Nous [les femmes trans] ne devrions pas avoir besoin de prétendre que nous sommes des femmes (pour nousmêmes ou pour quelqu’un d’autre) afin de trouver un soulagement à la dysphorie de genre

En obligeant les gens à dire que les « femmes trans sont des femmes », nous ne faisons pas que trahir la science, nous trahissons aussi la démocratie. Le retour de bâton s’annonce violent.

Que les sentiments et les opinions aient remplacé les faits et les données probantes dans bien des quartiers des sciences sociales et humaines, voilà un phénomène qui n’est pas nouveau. Ce qui est plus récent, par contre, c’est l’extension de ce mouvement à la biologie, désormais victime de l’idée que les hommes pourraient devenir des femmes – et vice versa – uniquement en le disant tout haut. Un mouvement particulièrement insidieux en ce qu’il combine le mépris postmoderne pour la vérité objective et les superstitions religieuses prémodernes relatives à la nature de l’âme humaine.

Cette subordination de la science au mythe s’illustre dans le cas désormais célèbre de Maya Forstater, cette femme britannique ayant perdu son emploi en 2019 après avoir pointé la vérité, évidente, que les personnes transgenres (comme moi) ne peuvent changer de sexe biologique par la seule force d’une proclamation.

« Je conclus de […] l’ensemble des preuves que [Forstater] a une vision absolutiste du sexe et que le fait de désigner une personne par le sexe qu’elle considère comme approprié est un élément essentiel de sa conviction », avait conclu le juge James Tayler lors de l’audience d’un tribunal du travail londonien. « Cette approche n’est pas digne de respect dans une société démocratique ».

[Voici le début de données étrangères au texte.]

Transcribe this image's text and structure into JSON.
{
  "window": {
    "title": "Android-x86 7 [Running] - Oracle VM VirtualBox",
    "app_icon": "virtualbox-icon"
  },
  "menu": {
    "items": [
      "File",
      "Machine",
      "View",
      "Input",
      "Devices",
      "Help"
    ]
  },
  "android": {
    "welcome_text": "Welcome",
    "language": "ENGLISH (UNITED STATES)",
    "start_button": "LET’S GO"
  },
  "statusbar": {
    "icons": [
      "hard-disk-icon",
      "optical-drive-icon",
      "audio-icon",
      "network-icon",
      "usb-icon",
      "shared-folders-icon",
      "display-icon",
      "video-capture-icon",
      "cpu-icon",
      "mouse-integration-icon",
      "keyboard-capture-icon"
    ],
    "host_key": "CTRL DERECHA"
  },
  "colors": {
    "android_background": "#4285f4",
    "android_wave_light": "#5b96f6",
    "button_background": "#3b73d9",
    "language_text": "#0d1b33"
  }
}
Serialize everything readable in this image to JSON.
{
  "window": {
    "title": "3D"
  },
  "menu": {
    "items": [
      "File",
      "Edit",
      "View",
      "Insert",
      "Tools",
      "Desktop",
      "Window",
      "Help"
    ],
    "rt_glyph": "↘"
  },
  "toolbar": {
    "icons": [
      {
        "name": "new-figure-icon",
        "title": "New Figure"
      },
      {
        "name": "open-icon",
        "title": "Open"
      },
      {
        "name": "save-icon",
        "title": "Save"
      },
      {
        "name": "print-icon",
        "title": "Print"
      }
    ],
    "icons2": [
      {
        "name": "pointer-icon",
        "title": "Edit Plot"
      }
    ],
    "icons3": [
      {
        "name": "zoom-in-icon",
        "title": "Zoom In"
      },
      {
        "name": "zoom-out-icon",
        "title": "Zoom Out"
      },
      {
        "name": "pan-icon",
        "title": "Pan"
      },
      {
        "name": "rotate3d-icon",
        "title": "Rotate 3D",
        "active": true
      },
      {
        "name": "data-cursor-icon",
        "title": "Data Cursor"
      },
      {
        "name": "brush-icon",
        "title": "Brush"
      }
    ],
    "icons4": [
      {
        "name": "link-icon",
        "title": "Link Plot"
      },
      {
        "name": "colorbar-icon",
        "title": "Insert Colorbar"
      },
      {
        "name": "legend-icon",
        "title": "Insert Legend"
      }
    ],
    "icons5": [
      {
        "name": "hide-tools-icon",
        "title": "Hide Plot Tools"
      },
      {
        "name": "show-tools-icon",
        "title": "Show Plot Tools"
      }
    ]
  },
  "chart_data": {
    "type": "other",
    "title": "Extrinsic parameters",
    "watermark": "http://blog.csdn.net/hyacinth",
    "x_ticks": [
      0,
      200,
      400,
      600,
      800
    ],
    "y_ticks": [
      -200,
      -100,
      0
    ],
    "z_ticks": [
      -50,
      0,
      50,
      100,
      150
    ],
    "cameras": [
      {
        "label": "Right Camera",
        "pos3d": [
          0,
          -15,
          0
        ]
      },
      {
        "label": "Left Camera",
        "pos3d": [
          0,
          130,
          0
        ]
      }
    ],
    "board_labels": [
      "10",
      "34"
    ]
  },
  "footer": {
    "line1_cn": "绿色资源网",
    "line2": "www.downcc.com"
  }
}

Je ne sais pas trop ce que cela fait de moi, personne transgenre britannique qui suis du même avis que Forstater. Comme je le sais mieux que quiconque, le sexe est immuable. Certes, j’ai effectué une transition sociale, médicale et chirurgicale, mais je suis aujourd’hui aussi mâle que je l’étais le jour de ma naissance (et le jour de la naissance de mes trois enfants, qui m’ont fait devenir père).

En tant que scientifique, je sais qu’il s’agit également d’un fait. L’absolutiste dans cette histoire, c’est le juge Tayler : sous couvert de tolérance, il aura donné force de loi à un mouvement sectaire traitant la réalité biologique de la même manière que l’Église catholique traitait autrefois Galilée et ses idées héliocentriques. Et à l’instar de ses ancêtres médiévaux, cette croisade néoreligieuse exige la soumission de ses adeptes à une liturgie absurde. Il faut qu’ils psalmodient : « les femmes trans sont des femmes et les hommes trans sont des hommes ».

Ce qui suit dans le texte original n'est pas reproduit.